И сейчас, когда Паоло Марра видел впервые и вторжение улицы во двор, и разбитый каменный въезд под арку, и облупившиеся по углам пилястры, и булыжники, изъезженные колесами повозок и экипажей, которые находили пристанище в предназначавшихся для служб строениях по правую руку от дома, когда–то чистых и светлых, но давным–давно превращенных в грязные сараи, сдававшиеся под наемные экипажи; сейчас, когда его мутило от зловония навоза и сгнившей соломы, когда под ногами у него извивались бурые ручейки — вода, которую выплеснули после стирки, — и, обтекая булыжники, тоненькой струйкой сбегали вниз, к улице, он почувствовал лишь облегчение и досаду, но не испытал того тайного трепета, которым пронизано было далекое детское воспоминание: пустынный двор, над ним усыпанное звездами небо, мертвенная белизна всех этих булыжников, широко раскинувшаяся, наклонная; а посередине колодец, который начинал вдруг бормотать таинственно и звонко.
Женщины и дети между тем разглядывали его с головы до ног, удивляясь старому длинному сюртуку, который сам он, возможно, считал вполне уместной одеждой для преподавателя, но который вместо того придавал ему вид протестантского пастора из других широт и другого племени, и это впечатление усиливалось очками и взлохмаченной гривой, ниспадавшей на сутулые узкие плечи; увидев, что он с тем же выражением досады на бледном лице пошел к воротам, они проводили его взрывом хохота.
Разозлившись, он хотел было тут же вернуться во двор, все еще принадлежащий ему, согнать всех этих женщин с камней, на которых они расселись, и выставить пинками на улицу.

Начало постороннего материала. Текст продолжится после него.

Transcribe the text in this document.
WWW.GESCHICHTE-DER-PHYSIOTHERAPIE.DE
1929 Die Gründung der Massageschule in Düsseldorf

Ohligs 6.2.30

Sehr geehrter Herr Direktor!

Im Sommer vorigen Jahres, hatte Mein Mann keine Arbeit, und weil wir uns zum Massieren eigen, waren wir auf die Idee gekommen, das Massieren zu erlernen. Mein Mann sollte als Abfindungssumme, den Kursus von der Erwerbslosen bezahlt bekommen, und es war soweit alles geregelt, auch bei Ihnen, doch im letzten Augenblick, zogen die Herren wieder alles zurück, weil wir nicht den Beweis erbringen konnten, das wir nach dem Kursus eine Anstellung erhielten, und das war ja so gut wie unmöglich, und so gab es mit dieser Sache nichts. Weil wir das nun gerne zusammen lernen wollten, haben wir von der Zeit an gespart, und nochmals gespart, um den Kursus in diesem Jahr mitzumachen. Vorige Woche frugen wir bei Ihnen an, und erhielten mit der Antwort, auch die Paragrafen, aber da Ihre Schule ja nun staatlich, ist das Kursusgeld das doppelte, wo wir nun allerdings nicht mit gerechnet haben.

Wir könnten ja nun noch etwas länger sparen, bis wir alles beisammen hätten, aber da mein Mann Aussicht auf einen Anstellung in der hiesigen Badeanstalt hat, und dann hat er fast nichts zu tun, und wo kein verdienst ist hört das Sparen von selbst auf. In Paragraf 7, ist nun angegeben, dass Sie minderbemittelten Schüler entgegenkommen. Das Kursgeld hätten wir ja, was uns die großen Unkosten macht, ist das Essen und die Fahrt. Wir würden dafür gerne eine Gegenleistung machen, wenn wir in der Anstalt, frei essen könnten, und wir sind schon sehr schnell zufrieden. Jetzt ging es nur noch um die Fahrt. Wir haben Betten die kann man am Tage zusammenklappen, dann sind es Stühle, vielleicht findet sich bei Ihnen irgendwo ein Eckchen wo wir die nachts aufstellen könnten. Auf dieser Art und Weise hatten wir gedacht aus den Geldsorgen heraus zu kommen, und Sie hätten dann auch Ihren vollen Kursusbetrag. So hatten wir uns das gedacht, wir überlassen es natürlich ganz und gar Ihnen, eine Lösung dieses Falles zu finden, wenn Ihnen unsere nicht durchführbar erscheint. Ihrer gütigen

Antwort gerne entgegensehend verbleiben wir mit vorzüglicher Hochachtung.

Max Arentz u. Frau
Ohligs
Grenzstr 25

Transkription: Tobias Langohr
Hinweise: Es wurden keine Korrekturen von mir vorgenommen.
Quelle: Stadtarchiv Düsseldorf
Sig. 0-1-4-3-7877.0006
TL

Но он уже давно привык взвешивать свои поступки и рассудил, что даже если женщины еще, может быть, помнят о его существовании, им не узнать под этим чужеземным и смешноватым обличьем того мальчика, которым был он когда–то, потому что он преждевременно постарел и подурнел, ведя безрадостную жизнь, заполненную нелегким умственным трудом; и, стало быть, ему не следует пускать в ход право собственности, доказать которое ему не дают разочарование и досада — оттого что слишком тягостны старые воспоминания.
Да, впрочем, достаточно было лишь одного из этих воспоминаний, чтобы у него пропала всякая охота ополчаться на сидевших во дворе женщин, — оно все еще жгло его, — то было воспоминание о том, как мать навсегда уходит из этого дома, ведя его за руку, отвернув лицо и придерживая свободной рукой кончик накинутого на голову черного платка, чтобы скрыть слезы и следы жестоких побоев мужа.
И он, мальчик, был причиной этих побоев, причиной непоправимого разрыва между супругами и последовавшей за тем смерти матери — она умерла от горя всего лишь год спустя; причиной был он, глупец, захотевший в четырнадцать лет рыцарски вступиться за мать, отомстить изменившему ей отцу; и он не понимал тогда, как понимал теперь, став взрослым человеком, что мать, лицо которой было чудовищно обезображено, потому что девочкой она выпала из окна, была вынуждена сносить измену, если хотела жить по–прежнему в доме мужа.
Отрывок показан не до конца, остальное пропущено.